• Image about Rugby
Ian Allen

For some students, rugby is a lot more than just a game.

Fourteen boys and girls are running down the basketball court at Public and Middle School 218 in the South Bronx, N.Y. Their speed signals the intensity of the competition. Yet the nets above them on either end of the court hang idle. Instead, the children’s eyes fixate on the plastic strips at the waists of players on the opposing team. But this isn’t indoor flag football, either. They chase a ball that resembles the one New York Giants quarterback Eli Manning throws, only slightly bigger. They toss it sideways and backward, never forward. They’re playing what has become one of the most popular sports at this predominantly black and Latino school — rugby.
  • Image about Rugby
Ian Allen

“Rugby shows me that in life there is not an easy path; there are different obstacles I have to go through,” says Steven Nuñez, an eighth-grader breathing loudly as he takes a break from the game.

“The game is not just that you get to run straight,” adds Jeremy Perez, another eighth-grader. “You have to avoid the other players. It’s like in life; it’s not going to be you just living your life easily without consequences. There’s always somebody to try and bring you down to stop you. You have to be ready to take on those obstacles.”

Rugby has become a tool in many inner-city neighborhoods to distract kids from peer cultures that can lead to trouble. For example, the Institute for the Study & Practice of Nonviolence in Providence, R.I., specializes in teaching kids how to solve conflicts without violence. The institute is developing a partnership with Rhode Island Rebellion Rugby League, a company started by Lawrence Almagno and Anthony Nardolillo, two rugby players in their 20s. Rhode Island Rebellion’s nonprofit, American Youth Rugby League Association (AYRLA), will introduce the sport to inner-city middle school students in Providence; Washington, D.C.; Philadelphia and Jacksonville, Fla. Nonprofits? like AYRLA take rugby? leagues beyond the typical white, suburban population considered to be most attracted to them. In the process, kids say they learn skills that help them when they’re not playing the game.

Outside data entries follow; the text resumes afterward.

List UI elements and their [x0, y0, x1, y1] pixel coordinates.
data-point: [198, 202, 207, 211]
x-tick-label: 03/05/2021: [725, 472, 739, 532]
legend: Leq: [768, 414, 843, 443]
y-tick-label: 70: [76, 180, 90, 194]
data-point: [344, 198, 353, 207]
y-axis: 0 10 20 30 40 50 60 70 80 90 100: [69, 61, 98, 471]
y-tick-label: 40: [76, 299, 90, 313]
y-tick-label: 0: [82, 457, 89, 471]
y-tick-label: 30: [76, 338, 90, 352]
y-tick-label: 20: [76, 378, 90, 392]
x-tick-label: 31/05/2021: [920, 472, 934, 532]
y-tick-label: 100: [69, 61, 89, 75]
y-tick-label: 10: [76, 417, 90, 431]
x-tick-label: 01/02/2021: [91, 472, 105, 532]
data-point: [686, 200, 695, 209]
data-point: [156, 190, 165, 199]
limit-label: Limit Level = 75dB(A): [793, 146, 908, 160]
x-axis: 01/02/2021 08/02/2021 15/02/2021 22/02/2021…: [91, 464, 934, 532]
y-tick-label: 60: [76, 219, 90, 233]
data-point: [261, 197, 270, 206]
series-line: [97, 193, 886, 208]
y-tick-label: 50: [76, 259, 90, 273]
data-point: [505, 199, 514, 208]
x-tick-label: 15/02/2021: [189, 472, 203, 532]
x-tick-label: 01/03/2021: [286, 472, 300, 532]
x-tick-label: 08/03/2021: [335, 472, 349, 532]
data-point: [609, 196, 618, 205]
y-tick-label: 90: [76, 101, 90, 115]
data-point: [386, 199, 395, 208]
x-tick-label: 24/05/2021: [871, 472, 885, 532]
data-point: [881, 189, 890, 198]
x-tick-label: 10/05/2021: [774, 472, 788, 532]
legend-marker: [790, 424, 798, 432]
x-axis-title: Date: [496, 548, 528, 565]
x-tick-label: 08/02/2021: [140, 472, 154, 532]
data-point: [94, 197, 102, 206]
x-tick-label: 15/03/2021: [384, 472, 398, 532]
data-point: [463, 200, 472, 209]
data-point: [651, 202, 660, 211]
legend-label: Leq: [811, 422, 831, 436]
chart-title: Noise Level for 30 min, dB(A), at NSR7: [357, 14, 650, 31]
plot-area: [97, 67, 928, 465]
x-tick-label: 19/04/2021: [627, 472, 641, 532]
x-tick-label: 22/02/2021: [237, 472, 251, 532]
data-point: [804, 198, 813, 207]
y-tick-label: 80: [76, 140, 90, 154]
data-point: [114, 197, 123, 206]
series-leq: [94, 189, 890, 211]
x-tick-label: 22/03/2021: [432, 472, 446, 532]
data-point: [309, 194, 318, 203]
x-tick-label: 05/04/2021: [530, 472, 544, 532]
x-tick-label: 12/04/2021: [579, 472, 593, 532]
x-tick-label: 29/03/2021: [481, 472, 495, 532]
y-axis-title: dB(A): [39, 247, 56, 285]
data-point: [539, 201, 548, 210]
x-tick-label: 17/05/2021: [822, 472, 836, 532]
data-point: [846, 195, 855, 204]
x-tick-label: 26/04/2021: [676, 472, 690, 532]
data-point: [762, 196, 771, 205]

“Like in rugby, it’s not just pass and run; there’s a lot you got to go through,” Nuñez says. “Not an easy sport to just catch on.”

Despite the positives, it was not easy for Perez to convince his parents to let him play. They are typical of many Dominican-American families in the Bronx — big baseball fans. “My father really wanted me to play baseball, and rugby was OK until I missed a baseball practice because I was at a rugby tournament. He got really mad when I told him rugby was more important to me than baseball.”

The elder Perez thought his son’s slim build was more suited for the American pastime than the foreign sport with the rough reputation. Although he’s playing flag rugby now, Jeremy is already excited about moving up to tackling, which comes with contact rugby in many high school programs.

“I don’t think it is violent because you can’t kick, elbow people, punch people with your arms,” he says. “A lot of athletes have bruises and scratches in other sports. In hockey they let you just punch it out until one of them falls on the floor. In football they’re tackling too. Rugby, they’re not punching, kicking anything; they’re just grabbing them like that and using their shoulders to take them down. Rugby tackles are safer. It really is not fair to think of the sport as football without pads or protection.”